Table of Contents
Back in 2014, Jonathan Hassell, digital accessibility thought leader and author of the internationally-recognized ISO 30071-1 web accessibility standard wrote that for too many years businesses have viewed digital accessibility as a “ruinous obligation” associated with legal compliance, rather than a genuine business opportunity.
Sadly, seven years on, this narrow and negative way of thinking prevails despite the recent experience of a global pandemic that caused a sudden pivot to digital-only services almost overnight.
Consequently, according to the recently published WebAim Million report, 97.4% of one million homepages tested had detectable WCAG 2.0 (Web Content Accessibility Guidelines) failures.
Creating digitally accessible products often comes down to effective communication. Organizations need to be routinely auditing and testing their websites and apps alongside users with disabilities.
At the same time, those responsible for digital accessibility within an organization need to be able to convince stakeholders within leadership teams of the cost benefits to secure the necessary budget.
With so much misinformation on web accessibility around, particularly from providers of “plug and forget” automated solutions, who missell the dream that accessibility and compliance can be easily achieved with quick fix website overlays – clear guidance is required to help corporate leaders separate the facts from the fiction.
With this in mind, U.K. digital accessibility charity AbilityNet recently produced a PowerPoint presentation that those responsible for digital products within an organization can show to the leadership team to secure a budget for a sustainable accessibility strategy by outlining the myriad business wins.
The presentation is not just supported by solid industry research but complemented with insights on digital accessibility best-practice from the likes of Google and Microsoft.
Companies with accessible digital products make more money
The presentation opens with a simple notion that’s most likely to force CEOs to sit up and pay attention – web accessibility is great for the company’s bottom line.
According to Accenture’s “Getting to Equal: the Disability Inclusion Advantage”, the top 45 Accessibility Champions from Disability:IN’s Disability Equality Index enjoy 28 x higher revenue, 2 x higher net income and a 30-fold improved performance on economic profit margin than that of their competitors.
This is hardly surprising given that the so-called “Purple Pound” accounts for some £248 billion according to research from pan-disability charity Scope.

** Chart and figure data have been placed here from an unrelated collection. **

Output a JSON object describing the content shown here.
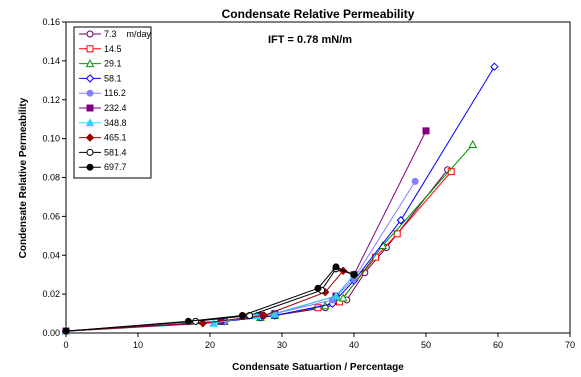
{
  "chart_data": {
    "type": "scatter",
    "title": "Condensate Relative Permeability",
    "annotation": "IFT = 0.78 mN/m",
    "xlabel": "Condensate Satuartion / Percentage",
    "ylabel": "Condensate Relative Permeability",
    "xlim": [
      0,
      70
    ],
    "ylim": [
      0,
      0.16
    ],
    "x_ticks": [
      "0",
      "10",
      "20",
      "30",
      "40",
      "50",
      "60",
      "70"
    ],
    "y_ticks": [
      "0.00",
      "0.02",
      "0.04",
      "0.06",
      "0.08",
      "0.10",
      "0.12",
      "0.14",
      "0.16"
    ],
    "x_tick_values": [
      0,
      10,
      20,
      30,
      40,
      50,
      60,
      70
    ],
    "y_tick_values": [
      0,
      0.02,
      0.04,
      0.06,
      0.08,
      0.1,
      0.12,
      0.14,
      0.16
    ],
    "grid": false,
    "legend_position": "top-left",
    "series": [
      {
        "name": "7.3    m/day",
        "color": "#660066",
        "marker": "circle-open",
        "x": [
          0,
          22,
          27,
          29,
          36,
          39,
          41.5,
          44.5,
          53
        ],
        "y": [
          0.001,
          0.006,
          0.008,
          0.009,
          0.013,
          0.017,
          0.031,
          0.044,
          0.084
        ]
      },
      {
        "name": "14.5",
        "color": "#ff0000",
        "marker": "square-open",
        "x": [
          0,
          22,
          27,
          29,
          35,
          38,
          43,
          46,
          53.5
        ],
        "y": [
          0.001,
          0.006,
          0.008,
          0.009,
          0.013,
          0.016,
          0.039,
          0.051,
          0.083
        ]
      },
      {
        "name": "29.1",
        "color": "#009900",
        "marker": "triangle-open",
        "x": [
          0,
          22,
          27,
          29,
          36,
          38.5,
          44,
          56.5
        ],
        "y": [
          0.001,
          0.006,
          0.008,
          0.009,
          0.014,
          0.018,
          0.045,
          0.097
        ]
      },
      {
        "name": "58.1",
        "color": "#0000ff",
        "marker": "diamond-open",
        "x": [
          0,
          22,
          27,
          29,
          37,
          40,
          46.5,
          59.5
        ],
        "y": [
          0.001,
          0.006,
          0.008,
          0.009,
          0.015,
          0.027,
          0.058,
          0.137
        ]
      },
      {
        "name": "116.2",
        "color": "#8080ff",
        "marker": "circle-filled",
        "x": [
          0,
          22,
          27,
          29,
          37,
          40,
          48.5
        ],
        "y": [
          0.001,
          0.006,
          0.009,
          0.01,
          0.017,
          0.028,
          0.078
        ]
      },
      {
        "name": "232.4",
        "color": "#800080",
        "marker": "square-filled",
        "x": [
          0,
          21.5,
          27,
          29,
          37.5,
          40,
          50
        ],
        "y": [
          0.001,
          0.006,
          0.009,
          0.01,
          0.019,
          0.03,
          0.104
        ]
      },
      {
        "name": "348.8",
        "color": "#33ccff",
        "marker": "triangle-filled",
        "x": [
          0,
          20.5,
          26.5,
          29,
          37.5,
          40
        ],
        "y": [
          0.001,
          0.005,
          0.009,
          0.01,
          0.019,
          0.03
        ]
      },
      {
        "name": "465.1",
        "color": "#990000",
        "marker": "diamond-filled",
        "x": [
          0,
          19,
          27.5,
          36,
          38.5,
          40
        ],
        "y": [
          0.001,
          0.005,
          0.009,
          0.021,
          0.032,
          0.03
        ]
      },
      {
        "name": "581.4",
        "color": "#000000",
        "marker": "circle-open",
        "x": [
          0,
          18,
          25.5,
          35.5,
          37.5,
          40
        ],
        "y": [
          0.001,
          0.006,
          0.009,
          0.022,
          0.033,
          0.03
        ]
      },
      {
        "name": "697.7",
        "color": "#000000",
        "marker": "circle-filled",
        "x": [
          0,
          17,
          24.5,
          35,
          37.5,
          40
        ],
        "y": [
          0.001,
          0.006,
          0.009,
          0.023,
          0.034,
          0.03
        ]
      }
    ]
  }
}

Back in 2016, figures taken from the Click-Away Pound survey revealed that some 4 million individuals abandoned retail websites due to encountering accessibility barriers, accounting for a revenue loss of £11.75 billion. By 2019, the figure had risen to £17.1 billion.

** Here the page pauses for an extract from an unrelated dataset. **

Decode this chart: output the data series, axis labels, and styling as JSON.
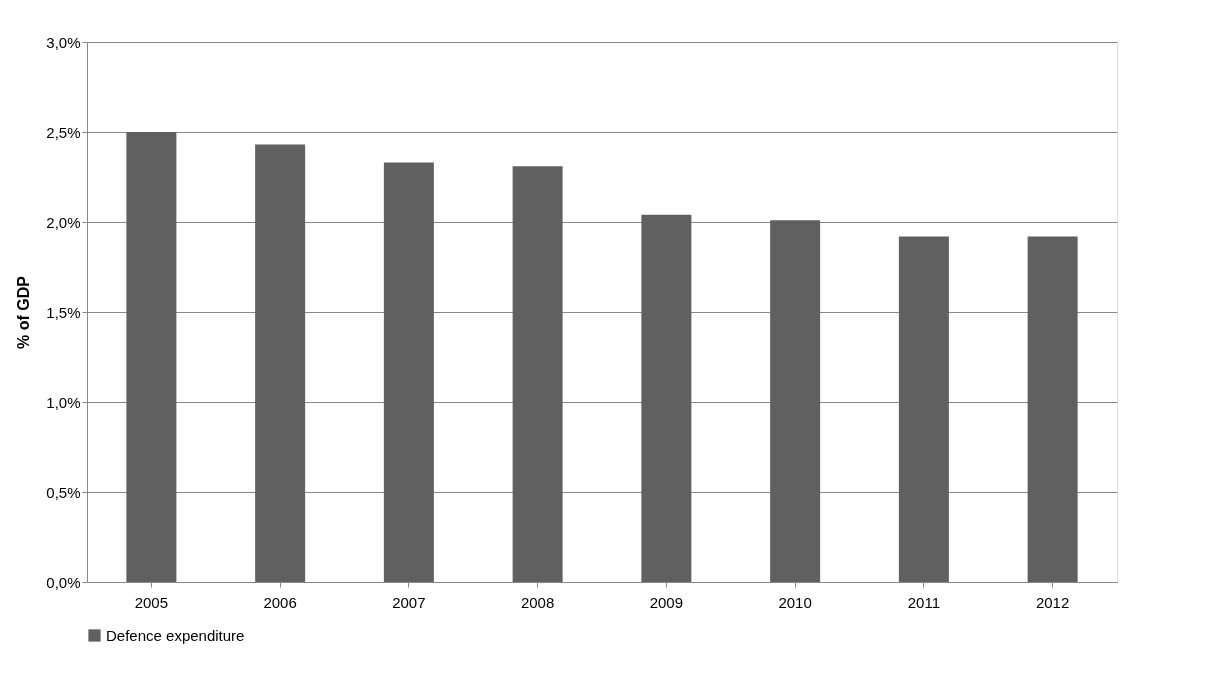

Financials aside, promoting inclusivity and social justice is great for a brand’s reputation and does not go unnoticed amongst consumers.

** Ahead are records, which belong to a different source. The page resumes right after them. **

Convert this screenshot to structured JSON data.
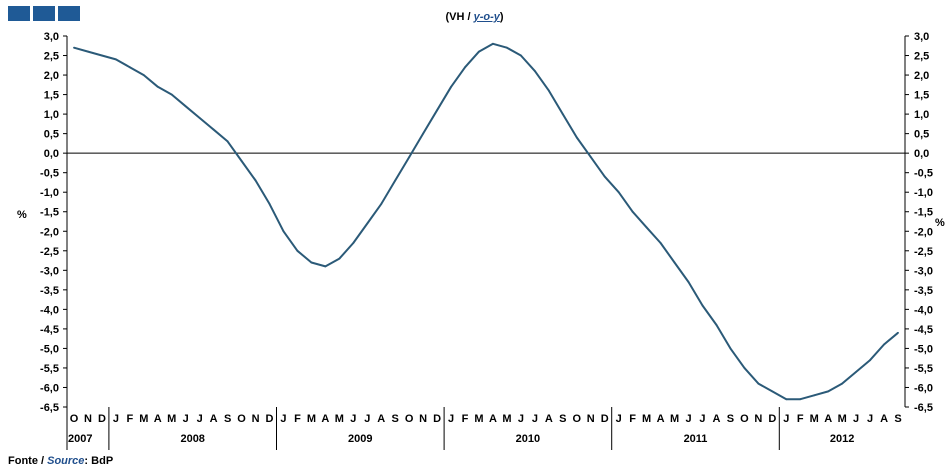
{
  "header": {
    "title_pt": "(VH /",
    "title_en": "y-o-y",
    "title_close": ")"
  },
  "footer": {
    "source_label_pt": "Fonte /",
    "source_label_en": "Source",
    "source_sep": ":",
    "source_value": "BdP"
  },
  "colors": {
    "line": "#2b5a78",
    "logo": "#1f5a96",
    "accent_text": "#1f4e8c"
  },
  "chart_data": {
    "type": "line",
    "ylabel_left": "%",
    "ylabel_right": "%",
    "ylim": [
      -6.5,
      3.0
    ],
    "ytick_step": 0.5,
    "ytick_labels": [
      "3,0",
      "2,5",
      "2,0",
      "1,5",
      "1,0",
      "0,5",
      "0,0",
      "-0,5",
      "-1,0",
      "-1,5",
      "-2,0",
      "-2,5",
      "-3,0",
      "-3,5",
      "-4,0",
      "-4,5",
      "-5,0",
      "-5,5",
      "-6,0",
      "-6,5"
    ],
    "x_months": [
      "O",
      "N",
      "D",
      "J",
      "F",
      "M",
      "A",
      "M",
      "J",
      "J",
      "A",
      "S",
      "O",
      "N",
      "D",
      "J",
      "F",
      "M",
      "A",
      "M",
      "J",
      "J",
      "A",
      "S",
      "O",
      "N",
      "D",
      "J",
      "F",
      "M",
      "A",
      "M",
      "J",
      "J",
      "A",
      "S",
      "O",
      "N",
      "D",
      "J",
      "F",
      "M",
      "A",
      "M",
      "J",
      "J",
      "A",
      "S",
      "O",
      "N",
      "D",
      "J",
      "F",
      "M",
      "A",
      "M",
      "J",
      "J",
      "A",
      "S"
    ],
    "year_labels": [
      "2007",
      "2008",
      "2009",
      "2010",
      "2011",
      "2012"
    ],
    "year_month_counts": [
      3,
      12,
      12,
      12,
      12,
      9
    ],
    "grid": false,
    "series": [
      {
        "values": [
          2.7,
          2.6,
          2.5,
          2.4,
          2.2,
          2.0,
          1.7,
          1.5,
          1.2,
          0.9,
          0.6,
          0.3,
          -0.2,
          -0.7,
          -1.3,
          -2.0,
          -2.5,
          -2.8,
          -2.9,
          -2.7,
          -2.3,
          -1.8,
          -1.3,
          -0.7,
          -0.1,
          0.5,
          1.1,
          1.7,
          2.2,
          2.6,
          2.8,
          2.7,
          2.5,
          2.1,
          1.6,
          1.0,
          0.4,
          -0.1,
          -0.6,
          -1.0,
          -1.5,
          -1.9,
          -2.3,
          -2.8,
          -3.3,
          -3.9,
          -4.4,
          -5.0,
          -5.5,
          -5.9,
          -6.1,
          -6.3,
          -6.3,
          -6.2,
          -6.1,
          -5.9,
          -5.6,
          -5.3,
          -4.9,
          -4.6
        ]
      }
    ]
  }
}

In research carried out by NielsenIQ in 2015, over 56% of respondents stated a willingness to pay more for products and services if they knew they were dealing with an organization with strong social values.
Additionally, 92% of consumers said they feel more favorable to brands that hire people with disabilities.
“The Googles, the Apples and the Microsoft’s are competing on accessibility. It is a business advantage to have a good story. It has a halo effect in terms of your brand,” Christopher Patnoe, Google’s Head of Accessibility Programs and Disability Inclusion told AbililityNet.
A changing landscape
Despite the positive advantages, it would be naive to entirely ignore the rapidly evolving international legal landscape when it comes to compliance with digital accessibility standards.
Across the EU, the European Accessibility Act is set to enforce standards on websites and apps from e-commerce to banking and transportation services over the next three years.
In the U.S., the picture is a little hazier but there are already moves afoot to push last year’s failed Online Accessibility Act through Congress.
Despite the absence of clear guidance and a consensus of the extent to which the Americans with Disabilities Act (ADA) applies to digital products, high-profile lawsuits have already been filed against the likes of Nike (2017), Amazon (2018), Burger King (2018) and Domino’s Pizza (2019).
Getting it right from top to bottom
Embedding principles of digital accessibility is, of course, a complex business but there are several key areas organizations should focus on.
Leadership from the boardroom down is essential. This should incorporate a commitment to hiring more staff with disabilities across the organization and at the board level where possible.
As Hector Minto, a Senior Technical Evangelist for Microsoft explained to AbilityNet in a recent blog post, “Having employees with disabilities telling you the hard truth about your product drives more impact inside the business because it’s not this other-ism.”
Certainly, organizations should consider the merits of appointing dedicated accessibility champions and executive-level sponsors reporting directly to the leadership team.
Organizations should seek to implement metrics for benchmarking progress on digital accessibility against realistic and manageable steps that are clearly defined and measurable. There exists on the market today a number of maturity models that can help with this.
Finally, due consideration must be paid to embedding digital accessibility across all processes and facets of a business to ensure consistency and sustain a cultural shift that will become self-driven in time.
On a technical level, this must span across prototyping, iteration and product testing but accessibility requirements should also be extended to business activities such as procurement and supply partner selection too.
Without this, accessibility wins will simply exist in isolated pockets of success and an opportunity to create a viral effect across the digital economy will be missed.